This chapter is relevant to Section G7(iv) of the 2017 CICM Primary Syllabus, which asks the exam candidate to "describe the methods of measurement of cardiac output including calibration,
sources of errors and limitations".
This is the measure of “swing” in the art line trace; the measurements are compared over 30 seconds.
This only works in positive-pressure-ventilated patients; the theory is that the lower on the Frank-Starling Curve you are, the more stroke volume will vary depending on the phase of ventilation.
(This is one of the known and well-exploited hemodynamic effects of positive pressure ventilation)
I.e. the decrease in preload from mechanical inspiration = decrease in stretch = decrease in stroke volume.
You aim for an SVV of under 10%; any greater variation than this warrants a fluid bolus.
Why does Stroke Volume Variation only apply to positive pressure ventilated patients?
It still applies in spontaneously breathing patients; however it is a poorer predictor of fluid responsiveness.

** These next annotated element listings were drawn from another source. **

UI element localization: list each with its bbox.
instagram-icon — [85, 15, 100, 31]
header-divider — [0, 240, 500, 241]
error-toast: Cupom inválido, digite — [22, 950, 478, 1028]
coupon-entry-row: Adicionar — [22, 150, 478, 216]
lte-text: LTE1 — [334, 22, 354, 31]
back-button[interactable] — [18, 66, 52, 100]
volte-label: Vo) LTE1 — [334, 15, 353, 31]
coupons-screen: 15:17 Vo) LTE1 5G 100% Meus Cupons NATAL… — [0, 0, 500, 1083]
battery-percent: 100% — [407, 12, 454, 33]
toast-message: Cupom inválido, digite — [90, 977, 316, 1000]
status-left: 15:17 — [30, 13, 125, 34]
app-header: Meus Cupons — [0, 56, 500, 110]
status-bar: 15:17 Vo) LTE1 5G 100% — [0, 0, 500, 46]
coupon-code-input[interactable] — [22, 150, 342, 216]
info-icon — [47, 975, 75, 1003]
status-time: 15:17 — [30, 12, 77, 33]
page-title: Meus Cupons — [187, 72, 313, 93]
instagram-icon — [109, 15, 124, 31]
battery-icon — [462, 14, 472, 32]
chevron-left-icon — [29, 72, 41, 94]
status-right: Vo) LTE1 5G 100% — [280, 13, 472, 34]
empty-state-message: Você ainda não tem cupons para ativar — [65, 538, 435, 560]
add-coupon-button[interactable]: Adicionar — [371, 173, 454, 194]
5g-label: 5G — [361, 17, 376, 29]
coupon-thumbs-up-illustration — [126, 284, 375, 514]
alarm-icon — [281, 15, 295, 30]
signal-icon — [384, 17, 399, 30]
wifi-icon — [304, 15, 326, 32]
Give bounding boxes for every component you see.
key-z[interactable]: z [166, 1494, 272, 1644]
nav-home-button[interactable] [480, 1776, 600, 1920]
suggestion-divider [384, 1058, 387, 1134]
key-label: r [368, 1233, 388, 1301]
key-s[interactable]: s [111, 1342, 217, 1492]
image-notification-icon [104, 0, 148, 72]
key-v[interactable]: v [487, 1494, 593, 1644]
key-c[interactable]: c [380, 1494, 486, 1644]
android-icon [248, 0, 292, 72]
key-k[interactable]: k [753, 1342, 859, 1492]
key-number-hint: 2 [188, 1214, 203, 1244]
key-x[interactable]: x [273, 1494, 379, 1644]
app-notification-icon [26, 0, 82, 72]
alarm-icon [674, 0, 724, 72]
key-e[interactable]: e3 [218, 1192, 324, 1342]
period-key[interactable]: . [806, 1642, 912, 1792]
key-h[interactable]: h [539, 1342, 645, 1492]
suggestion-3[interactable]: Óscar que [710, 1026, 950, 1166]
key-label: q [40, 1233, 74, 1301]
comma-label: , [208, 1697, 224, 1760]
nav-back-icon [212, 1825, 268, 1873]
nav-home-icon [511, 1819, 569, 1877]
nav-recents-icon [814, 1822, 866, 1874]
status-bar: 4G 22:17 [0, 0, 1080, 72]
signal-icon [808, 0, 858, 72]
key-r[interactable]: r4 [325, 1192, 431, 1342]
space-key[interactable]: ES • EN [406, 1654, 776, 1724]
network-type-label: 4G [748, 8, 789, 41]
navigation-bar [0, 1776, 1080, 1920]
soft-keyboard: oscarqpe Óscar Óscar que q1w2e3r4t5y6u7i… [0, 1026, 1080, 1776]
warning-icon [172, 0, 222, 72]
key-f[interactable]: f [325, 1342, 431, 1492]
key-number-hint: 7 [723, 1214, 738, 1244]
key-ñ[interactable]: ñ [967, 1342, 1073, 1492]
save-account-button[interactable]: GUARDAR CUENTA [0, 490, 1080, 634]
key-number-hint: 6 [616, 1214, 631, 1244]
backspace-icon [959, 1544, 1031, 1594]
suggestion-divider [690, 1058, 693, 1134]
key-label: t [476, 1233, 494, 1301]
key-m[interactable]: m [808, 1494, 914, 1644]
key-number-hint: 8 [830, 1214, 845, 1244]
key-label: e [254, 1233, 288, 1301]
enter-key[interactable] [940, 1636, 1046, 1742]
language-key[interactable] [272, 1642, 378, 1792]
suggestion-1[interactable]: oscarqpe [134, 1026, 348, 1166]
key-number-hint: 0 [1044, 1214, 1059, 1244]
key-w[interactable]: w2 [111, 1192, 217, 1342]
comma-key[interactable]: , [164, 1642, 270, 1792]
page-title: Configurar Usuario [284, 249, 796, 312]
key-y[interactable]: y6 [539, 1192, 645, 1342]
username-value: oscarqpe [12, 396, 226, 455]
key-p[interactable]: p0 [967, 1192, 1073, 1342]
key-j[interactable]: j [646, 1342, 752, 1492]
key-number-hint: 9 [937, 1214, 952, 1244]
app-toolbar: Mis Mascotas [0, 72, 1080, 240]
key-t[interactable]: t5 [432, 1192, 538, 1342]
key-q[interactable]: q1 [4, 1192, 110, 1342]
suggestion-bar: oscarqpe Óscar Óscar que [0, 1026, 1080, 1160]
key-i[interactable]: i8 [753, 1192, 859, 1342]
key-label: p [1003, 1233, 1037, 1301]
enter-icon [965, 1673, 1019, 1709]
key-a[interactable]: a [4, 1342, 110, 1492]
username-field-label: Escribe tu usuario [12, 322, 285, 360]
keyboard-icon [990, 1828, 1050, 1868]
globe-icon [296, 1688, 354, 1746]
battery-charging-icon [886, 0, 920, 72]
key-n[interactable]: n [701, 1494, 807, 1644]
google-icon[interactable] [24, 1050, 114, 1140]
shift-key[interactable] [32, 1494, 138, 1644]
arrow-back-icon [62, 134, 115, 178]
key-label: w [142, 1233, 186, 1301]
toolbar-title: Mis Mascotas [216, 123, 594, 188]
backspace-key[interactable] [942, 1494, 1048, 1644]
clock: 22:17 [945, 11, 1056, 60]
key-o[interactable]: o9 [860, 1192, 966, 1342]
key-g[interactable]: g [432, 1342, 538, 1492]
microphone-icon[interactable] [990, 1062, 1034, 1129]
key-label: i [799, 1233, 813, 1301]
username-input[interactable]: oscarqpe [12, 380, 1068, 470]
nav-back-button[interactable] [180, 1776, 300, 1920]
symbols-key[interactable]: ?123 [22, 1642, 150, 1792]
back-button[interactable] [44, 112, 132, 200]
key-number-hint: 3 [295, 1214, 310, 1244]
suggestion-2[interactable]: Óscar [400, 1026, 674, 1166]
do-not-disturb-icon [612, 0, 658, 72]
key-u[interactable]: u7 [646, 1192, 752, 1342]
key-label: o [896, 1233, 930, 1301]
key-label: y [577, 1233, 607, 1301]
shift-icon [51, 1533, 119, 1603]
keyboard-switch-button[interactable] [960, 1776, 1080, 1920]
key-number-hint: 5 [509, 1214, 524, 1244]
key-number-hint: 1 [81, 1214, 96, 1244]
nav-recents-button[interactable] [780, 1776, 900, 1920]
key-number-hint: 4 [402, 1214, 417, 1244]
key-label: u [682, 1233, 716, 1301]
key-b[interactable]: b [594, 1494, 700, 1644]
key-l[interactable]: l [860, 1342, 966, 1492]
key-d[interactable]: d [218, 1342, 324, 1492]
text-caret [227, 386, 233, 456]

- The sensitivity is decreased: its only 63%. The spontaneous breathing efforts draw a smaller tidal volume, and from such minor changes in thoracic pressure there would insufficient change in ventricle loading; so there may still be changes to stroke volume, but they would be tiny and difficult to measure.
- If there is profound hypovolemia, the IVC can collapse on inspiration. Obviously this decreases preload, and confuses your SVV. You cannot predict fluid responsiveness this way, because you never get an accurate impression of preload.
- In spontaneous respiration, inspiration increases the right ventricular preload, which means the right ventricular filling is likely still appear adequate even if there is some hypovolemia. In spite of low overall volume, the right ventricular preload remains adequate, and thus at least one of the ventricles is likely to be operating in the preload-independent straight part of the Frank-Starling curve.
Utility of this parameter
Overall, SVV appears to be a good predictor of fluid responsiveness. The patients in whom this would be most accurate are those being ventilated with large volumes (8ml/kg or higher). This rests on the premise that certain predictable conditions for validity are met, eg. the patient is not breathing spontaneously nor is suffering atrial fibrillation, and so on.
The details of using SVV (and its poorer cousin, PPV) in the assessment of fluid responsiveness is discussed in greater detail in the Fluid Resuscitation section.